Oh, that bat could go to hell.

Bogo felt a jolt beneath his useless body as the cable car came to life and began its journey through the tunnel. Sedor stepped over Bogo, set Benjamin down on the seat and sat down beside the cheetah.

"How long will this trip take, two hours?" Levvar asked. His large eyes were on Bogo, and he didn't like the greedy look the nutty little creature was giving him. "You won't be perturbed if I refresh myself, do you?

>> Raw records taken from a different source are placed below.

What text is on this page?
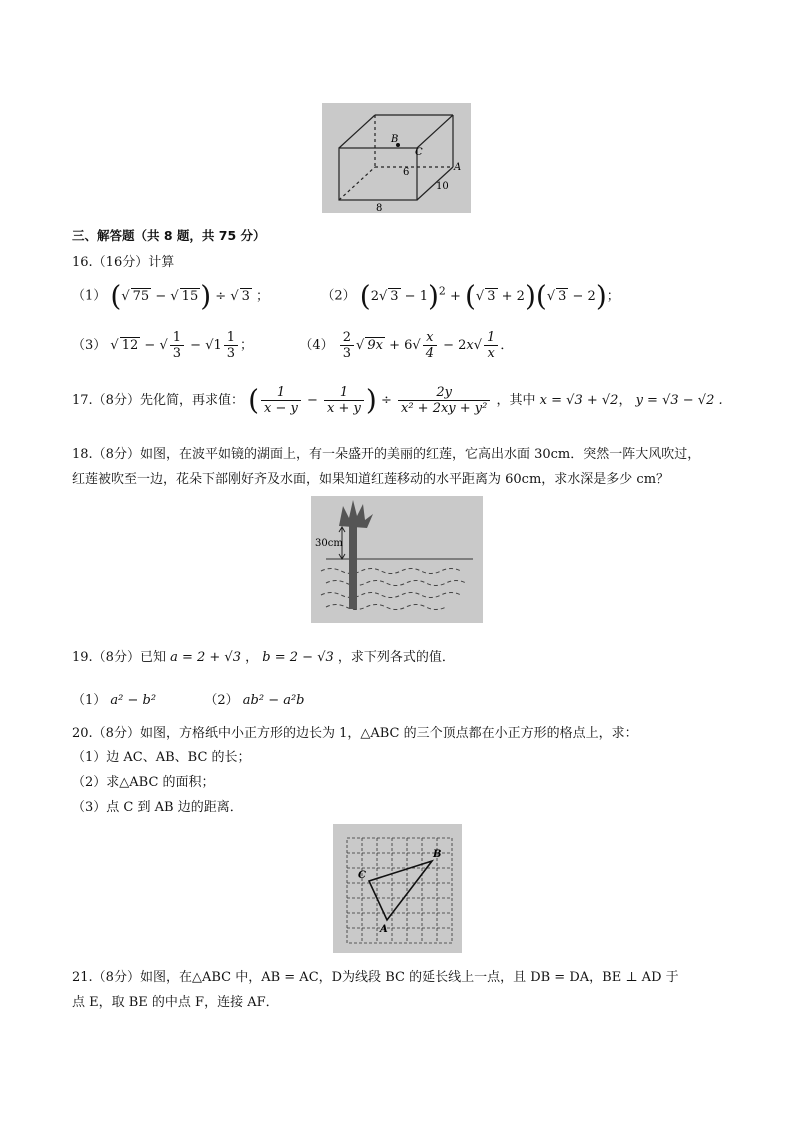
B
C
A
6
10
8
三、解答题（共 8 题，共 75 分）
16.（16分）计算
（1） ( √ 75 − √ 15) ÷ √ 3 ；	（2） (2 √ 3 − 1)$^2$ + ( √ 3 + 2)( √ 3 − 2)；
（3） √ 12 − √ $\frac{1}{3}$ − √ $1 \frac{1}{3}$ ；	$(4) \frac{2}{3}$ √ $9x + 6√ \frac{x}{4} - 2x√ \frac{1}{x}$ ．
17.（8分）先化简，再求值： ( $\frac{1}{x - y} - \frac{1}{x + y}$ ) ÷ $\frac{2y}{\text{x² + 2xy + y²}}$ ，其中 x = √3 + √2， y = √3 − √2 .
18.（8分）如图，在波平如镜的湖面上，有一朵盛开的美丽的红莲，它高出水面 30cm．突然一阵大风吹过，
红莲被吹至一边，花朵下部刚好齐及水面，如果知道红莲移动的水平距离为 60cm，求水深是多少 cm？
30cm
19.（8分）已知 a = 2 + √3 ， b = 2 − √3 ，求下列各式的值．
（1） a² − b²	（2） ab² − a²b
20.（8分）如图，方格纸中小正方形的边长为 1，△ABC 的三个顶点都在小正方形的格点上，求：
（1）边 AC、AB、BC 的长；
（2）求△ABC 的面积；
（3）点 C 到 AB 边的距离．
C
B
A
21.（8分）如图，在△ABC 中，AB = AC，D为线段 BC 的延长线上一点，且 DB = DA，BE ⊥ AD 于
点 E，取 BE 的中点 F，连接 AF．
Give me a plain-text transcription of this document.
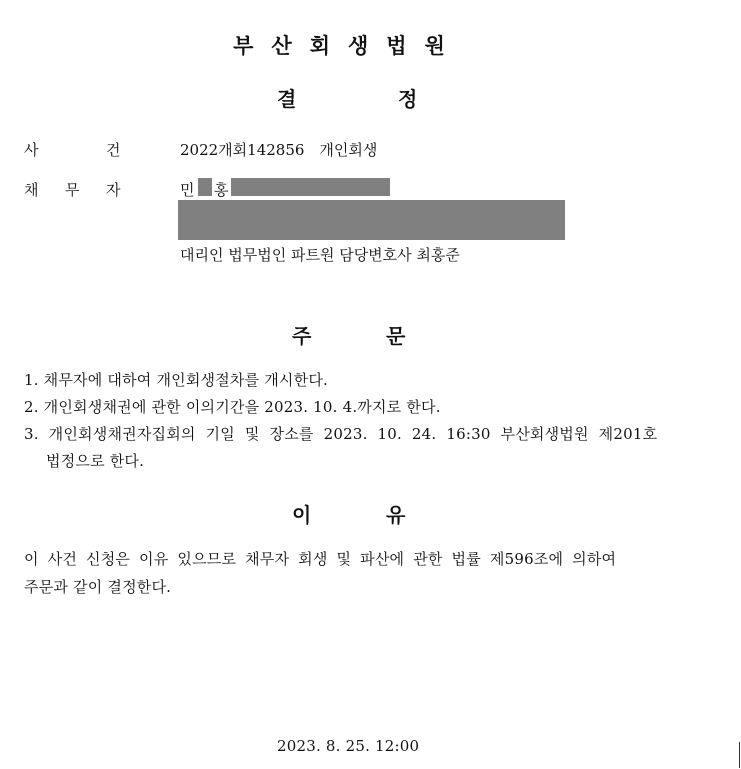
부산회생법원
결	정
사	건	2022개회142856　개인회생
채 무 자	민 홍
대리인 법무법인 파트원 담당변호사 최홍준
주	문
1. 채무자에 대하여 개인회생절차를 개시한다.
2. 개인회생채권에 관한 이의기간을 2023. 10. 4.까지로 한다.
3. 개인회생채권자집회의 기일 및 장소를 2023. 10. 24. 16:30 부산회생법원 제201호
법정으로 한다.
이	유
이 사건 신청은 이유 있으므로 채무자 회생 및 파산에 관한 법률 제596조에 의하여
주문과 같이 결정한다.
2023. 8. 25. 12:00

I have some unfinished business with our guest."

Benjamin tried to get up and intervene, but Sedor grabbed his shoulder and held him firmly in place. Levvar flew down and landed on Bogo's chest. He crawled up until Bogo could fell his light weight pressing on the dressing around his throat.

"Not the neck!" the cheetah yelled. Levvar ignored him.

I should have known that would come back to bite me, Bogo thought. He felt nothing at all when Levvar drew a fang across his skin and started licking.